La verdad es que no tenía del todo claro si iba a seguir con el blog o no, se me hace difícil encontrar cosas interesantes para entreteneros un rato cada mañana. La cosa de hoy es un truco para cuando estéis aburridos: Id a una oficina con muchos guiris, y dejad un par de tabletas de turrón del duro en la cocina y un cuchillo a la vista. No importa que les digas que lo partan a mano, la mayoría van a intentar cortarlo antes a cuchillo. Debe ser que en sus idiomas no tienen eso de haz caso al maestro aunque sea un burro.

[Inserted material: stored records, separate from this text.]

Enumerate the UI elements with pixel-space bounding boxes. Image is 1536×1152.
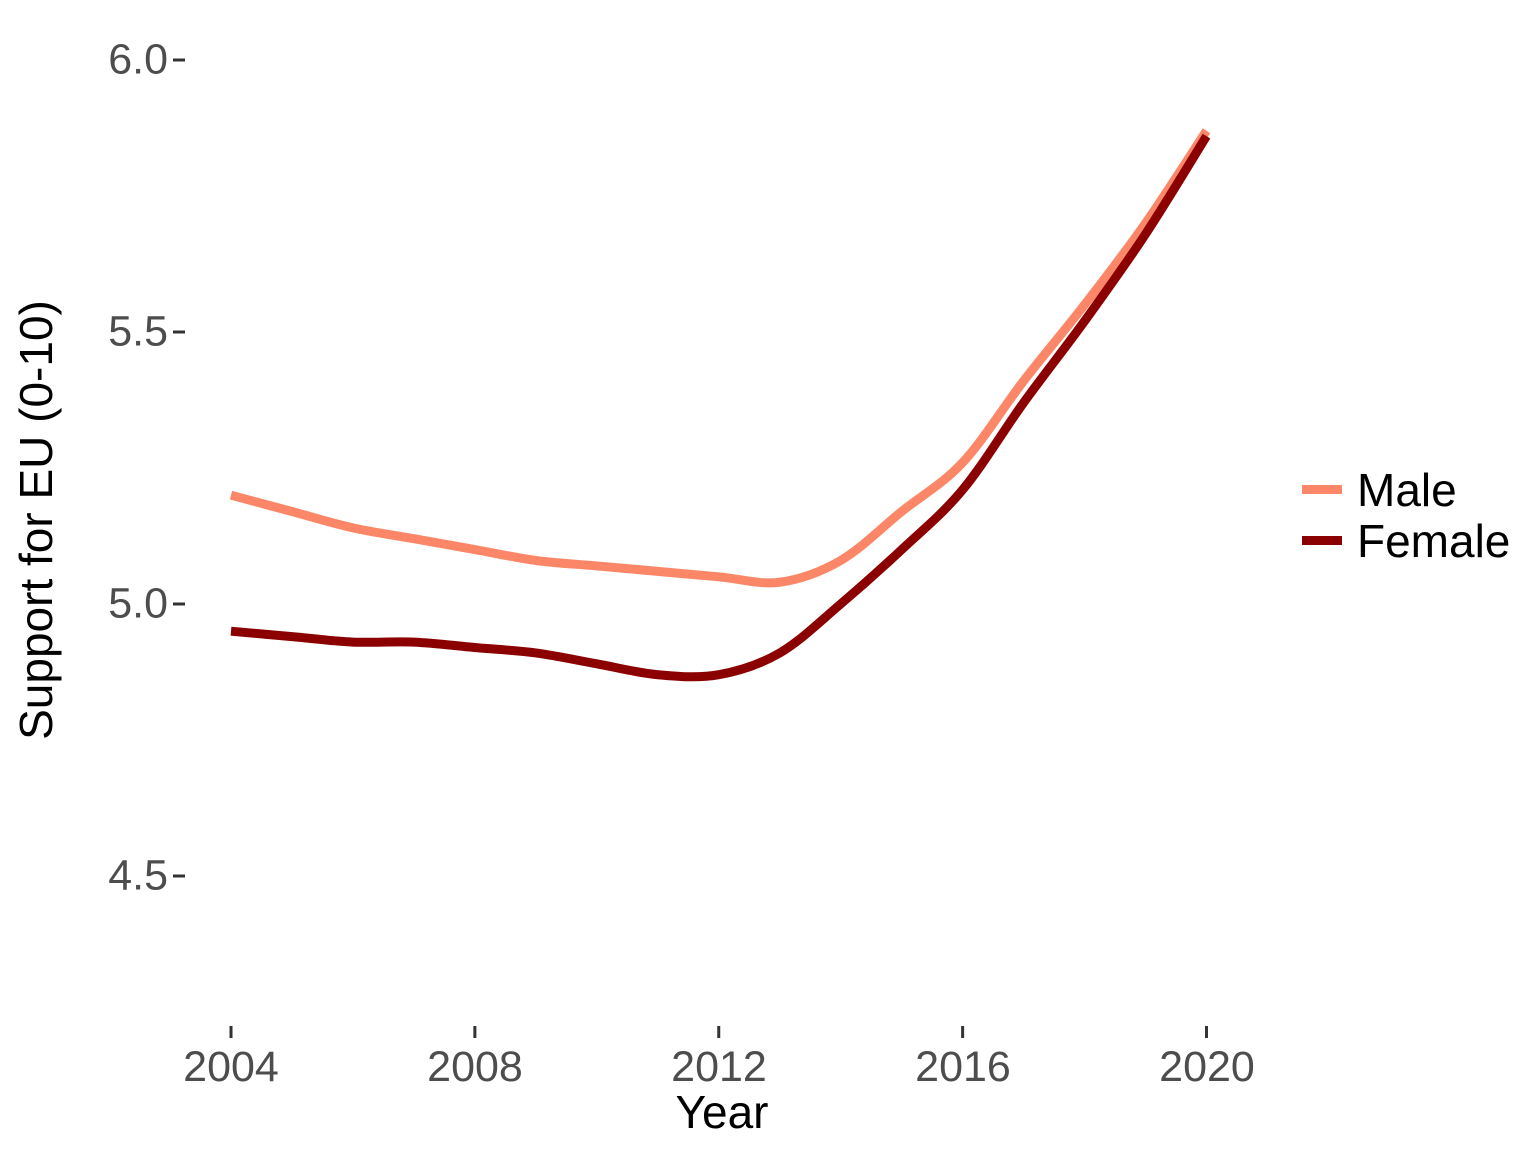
x-tick-label-2020: 2020 [1159, 1043, 1255, 1091]
legend-label-female: Female [1357, 514, 1511, 567]
x-tick-label-2012: 2012 [671, 1043, 767, 1091]
legend: Male Female [1302, 464, 1510, 566]
y-tick-label-6.0: 6.0 [108, 35, 168, 84]
x-axis-title: Year [675, 1086, 769, 1138]
y-axis-title: Support for EU (0-10) [10, 300, 62, 740]
y-tick-label-4.5: 4.5 [108, 851, 168, 900]
legend-row-female: Female [1302, 515, 1510, 566]
y-tick-label-5.0: 5.0 [108, 579, 168, 628]
y-tick-label-5.5: 5.5 [108, 307, 168, 356]
legend-row-male: Male [1302, 464, 1510, 515]
legend-swatch-female [1302, 536, 1342, 545]
x-tick-label-2004: 2004 [183, 1043, 279, 1091]
x-tick-label-2016: 2016 [915, 1043, 1011, 1091]
legend-label-male: Male [1357, 463, 1457, 516]
female-line [230, 133, 1211, 682]
legend-swatch-male [1302, 485, 1342, 494]
x-tick-label-2008: 2008 [427, 1043, 523, 1091]
male-line [229, 128, 1211, 588]
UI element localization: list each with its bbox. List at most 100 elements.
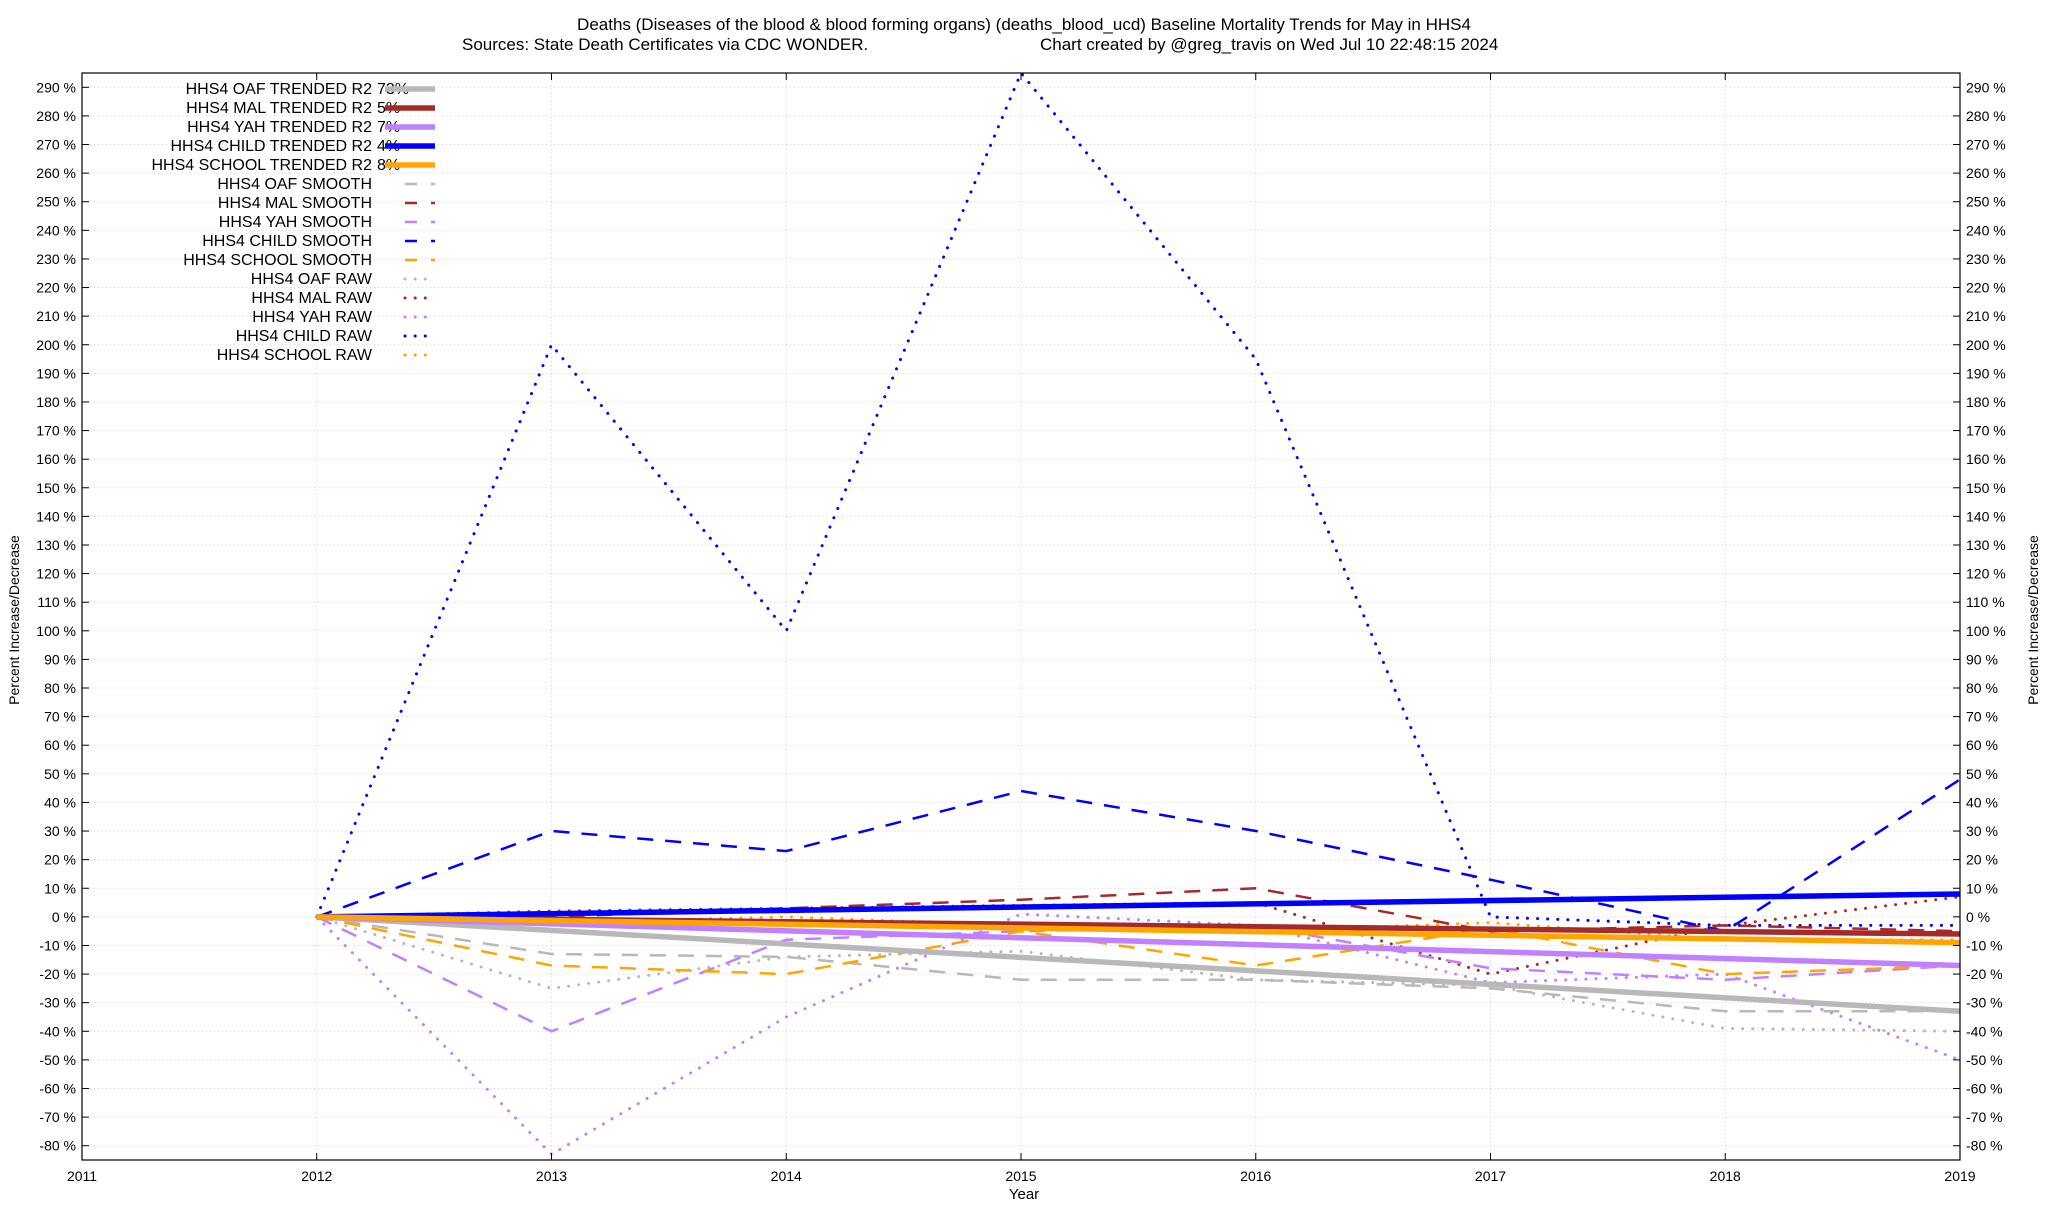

¿Qué tal las vacaciones, por cierto? A mi no me han cundido tanto como me habría gustado, al menos en el plano de ver a gente. Me habéis quedado muchísimas y muchísimos en el tintero, incluyendo lectores/as... Pero bueno, he relajado, he desconectado, le he dejado el ordena fino a mi padre, que se ha convertido en el nuevo gentooer sin tener muy claro qué significa eso, he montado una web, he aprendido a usar grub2 en máquinas con EFI, que no tiene nada del otro mundo, pero ya hay que ponerse y no romperlo.

He comido turrón, polvorones, canelones, lasaña, cocido, chuletitas de cordero, zarajos, oreja a la plancha, jamón, lomo, boquerones en vinagre, morcilla, chino de plazapa, y un sinfin de cosas ricas, y según hacía la lista me acabo de dar cuenta de que quería traer tinta de sepia para hacer arroz nigga, y se ha quedado en el querer. Pero bueno, me he desquitado de las cositas que no puedo papear en el cotidiano. Y hoy he salido a quemarlo XD

Aunque os he echado de menos, no creáis que no.